All of these are examples of the joints that plague many citizens in their daily lives, and they are
the roots that should be addressed if poverty is to be eradicated once and for all. Of course, this
does not mean that it should be the State that invests in all these areas, because this would only
trigger its spending even more, generate inflation and would not provide such efficient services.

The most ideal, which in fact is the formula for success in many countries, is to allow individuals
(the market) to provide services aimed at solving these problems, and grant them investment
facilities and tax exemptions, so that they can reduce your final costs. This would also mean the
generation of new jobs that could incorporate hundreds of families.
Solving the structural conditions that generate poverty is, in fact, something that cannot be attacked
with subsidies as the governments intend, but it is much more capitalizable to grant them so that
people have some money and thereby increase their consumption, even if it is short term.

All of this has also been undermined and exacerbated by the pandemic, which has increased poverty
to the highest levels in recent years.
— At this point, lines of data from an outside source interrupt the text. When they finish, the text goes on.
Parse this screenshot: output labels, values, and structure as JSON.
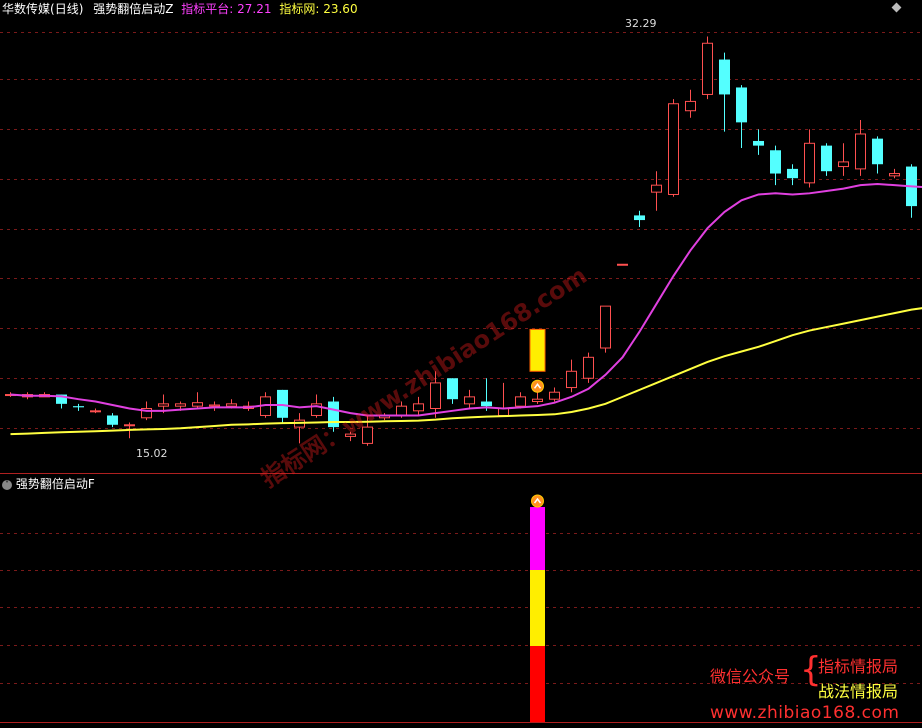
{
  "header": {
    "stock_name": "华数传媒",
    "period": "(日线)",
    "indicator_name": "强势翻倍启动Z",
    "platform_label": "指标平台:",
    "platform_value": "27.21",
    "net_label": "指标网:",
    "net_value": "23.60"
  },
  "sub_panel": {
    "title": "强势翻倍启动F"
  },
  "annotations": {
    "high": "32.29",
    "low": "15.02"
  },
  "watermark": "指标网：www.zhibiao168.com",
  "promo": {
    "wechat": "微信公众号",
    "brace": "{",
    "line1": "指标情报局",
    "line2": "战法情报局",
    "url": "www.zhibiao168.com"
  },
  "colors": {
    "background": "#000000",
    "up": "#ff5050",
    "down": "#54ffff",
    "ma_short": "#e040e0",
    "ma_long": "#ffff40",
    "signal_yellow": "#ffee00",
    "signal_magenta": "#ff00ff",
    "signal_red": "#ff0000",
    "grid": "#7a1a1a"
  },
  "chart_data": {
    "type": "candlestick",
    "y_range": [
      14.0,
      33.0
    ],
    "candles": [
      [
        16.9,
        16.9,
        17.0,
        16.8
      ],
      [
        16.8,
        16.9,
        17.0,
        16.7
      ],
      [
        16.8,
        16.9,
        17.0,
        16.8
      ],
      [
        16.9,
        16.5,
        16.9,
        16.3
      ],
      [
        16.4,
        16.35,
        16.5,
        16.2
      ],
      [
        16.2,
        16.2,
        16.3,
        16.1
      ],
      [
        16.0,
        15.6,
        16.1,
        15.5
      ],
      [
        15.6,
        15.6,
        15.7,
        15.02
      ],
      [
        15.9,
        16.3,
        16.6,
        15.8
      ],
      [
        16.4,
        16.5,
        16.9,
        16.1
      ],
      [
        16.4,
        16.5,
        16.6,
        16.2
      ],
      [
        16.4,
        16.55,
        17.0,
        16.3
      ],
      [
        16.4,
        16.45,
        16.6,
        16.2
      ],
      [
        16.4,
        16.5,
        16.7,
        16.3
      ],
      [
        16.3,
        16.4,
        16.6,
        16.2
      ],
      [
        16.0,
        16.8,
        17.0,
        15.9
      ],
      [
        17.1,
        15.9,
        17.1,
        15.7
      ],
      [
        15.5,
        15.8,
        16.1,
        14.8
      ],
      [
        16.0,
        16.5,
        16.9,
        15.9
      ],
      [
        16.6,
        15.5,
        16.8,
        15.3
      ],
      [
        15.1,
        15.2,
        15.3,
        14.9
      ],
      [
        14.8,
        15.5,
        16.0,
        14.7
      ],
      [
        15.9,
        16.0,
        16.1,
        15.8
      ],
      [
        16.0,
        16.4,
        16.6,
        15.9
      ],
      [
        16.2,
        16.5,
        16.8,
        16.0
      ],
      [
        16.3,
        17.4,
        17.9,
        15.9
      ],
      [
        17.6,
        16.7,
        17.6,
        16.5
      ],
      [
        16.5,
        16.8,
        17.1,
        16.3
      ],
      [
        16.6,
        16.4,
        17.6,
        16.2
      ],
      [
        16.0,
        16.3,
        17.4,
        16.0
      ],
      [
        16.4,
        16.8,
        17.0,
        16.3
      ],
      [
        16.6,
        16.7,
        17.0,
        16.5
      ],
      [
        16.7,
        17.0,
        17.2,
        16.6
      ],
      [
        17.2,
        17.9,
        18.4,
        17.0
      ],
      [
        17.6,
        18.5,
        18.7,
        17.4
      ],
      [
        18.9,
        20.7,
        20.7,
        18.7
      ],
      [
        22.5,
        22.5,
        22.5,
        22.5
      ],
      [
        24.6,
        24.4,
        24.8,
        24.1
      ],
      [
        25.6,
        25.9,
        26.5,
        24.8
      ],
      [
        25.5,
        29.4,
        29.6,
        25.4
      ],
      [
        29.1,
        29.5,
        30.0,
        28.8
      ],
      [
        29.8,
        32.0,
        32.29,
        29.6
      ],
      [
        31.3,
        29.8,
        31.6,
        28.2
      ],
      [
        30.1,
        28.6,
        30.2,
        27.5
      ],
      [
        27.8,
        27.6,
        28.3,
        27.2
      ],
      [
        27.4,
        26.4,
        27.6,
        25.9
      ],
      [
        26.6,
        26.2,
        26.8,
        25.9
      ],
      [
        26.0,
        27.7,
        28.3,
        25.8
      ],
      [
        27.6,
        26.5,
        27.7,
        26.3
      ],
      [
        26.7,
        26.9,
        27.7,
        26.3
      ],
      [
        26.6,
        28.1,
        28.7,
        26.3
      ],
      [
        27.9,
        26.8,
        28.0,
        26.4
      ],
      [
        26.3,
        26.4,
        26.6,
        26.2
      ],
      [
        26.7,
        25.0,
        26.8,
        24.5
      ],
      [
        25.1,
        25.0,
        25.7,
        24.4
      ],
      [
        25.1,
        26.4,
        27.5,
        24.8
      ],
      [
        26.4,
        26.6,
        27.4,
        26.3
      ],
      [
        26.3,
        27.7,
        28.8,
        26.1
      ],
      [
        27.8,
        26.8,
        27.9,
        26.6
      ],
      [
        27.2,
        26.2,
        28.6,
        25.8
      ]
    ],
    "ma_short": [
      16.9,
      16.85,
      16.85,
      16.82,
      16.7,
      16.6,
      16.45,
      16.3,
      16.2,
      16.2,
      16.25,
      16.3,
      16.35,
      16.35,
      16.35,
      16.45,
      16.45,
      16.35,
      16.4,
      16.25,
      16.1,
      16.0,
      16.0,
      16.0,
      16.0,
      16.1,
      16.2,
      16.3,
      16.35,
      16.3,
      16.35,
      16.4,
      16.55,
      16.8,
      17.15,
      17.75,
      18.5,
      19.6,
      20.8,
      22.0,
      23.1,
      24.05,
      24.75,
      25.25,
      25.5,
      25.55,
      25.5,
      25.55,
      25.65,
      25.75,
      25.9,
      25.95,
      25.9,
      25.85,
      25.8,
      25.9,
      25.95,
      26.1,
      26.2,
      26.3
    ],
    "ma_long": [
      15.2,
      15.22,
      15.25,
      15.28,
      15.3,
      15.32,
      15.35,
      15.38,
      15.4,
      15.42,
      15.45,
      15.5,
      15.55,
      15.6,
      15.62,
      15.65,
      15.67,
      15.68,
      15.7,
      15.72,
      15.72,
      15.73,
      15.75,
      15.76,
      15.78,
      15.82,
      15.88,
      15.92,
      15.95,
      15.97,
      16.0,
      16.02,
      16.05,
      16.15,
      16.3,
      16.5,
      16.8,
      17.1,
      17.4,
      17.7,
      18.0,
      18.3,
      18.55,
      18.75,
      18.95,
      19.2,
      19.45,
      19.65,
      19.8,
      19.95,
      20.1,
      20.25,
      20.4,
      20.55,
      20.65,
      20.75,
      20.85,
      20.98,
      21.12,
      21.25
    ],
    "signal_index": 31,
    "signal_bar": [
      17.9,
      19.7
    ]
  }
}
In fact, the sectors living in poverty totaled some 22 million
people throughout the region in 2020 alone, of which some 8 million fell directly into extreme
poverty, according to an ECLAC report.

That is not counting those that could be added during 2021, for whose measurement surely we still
have to wait. But in a region with an estimated 209 million people living in poverty, with more
than 78 million living in extreme poverty, subsidies no longer seem to be a panacea, and proof of
this is that governments no longer have the margin budget to continue granting universal income.

If you want to eradicate poverty once and for all, then it is necessary to think about generating
wealth, but for this you must prune the structural problems that prevent people from progressing.
And this also involves reducing the interventionist weight of the State and giving free rein to the
free entrepreneurial initiative of people.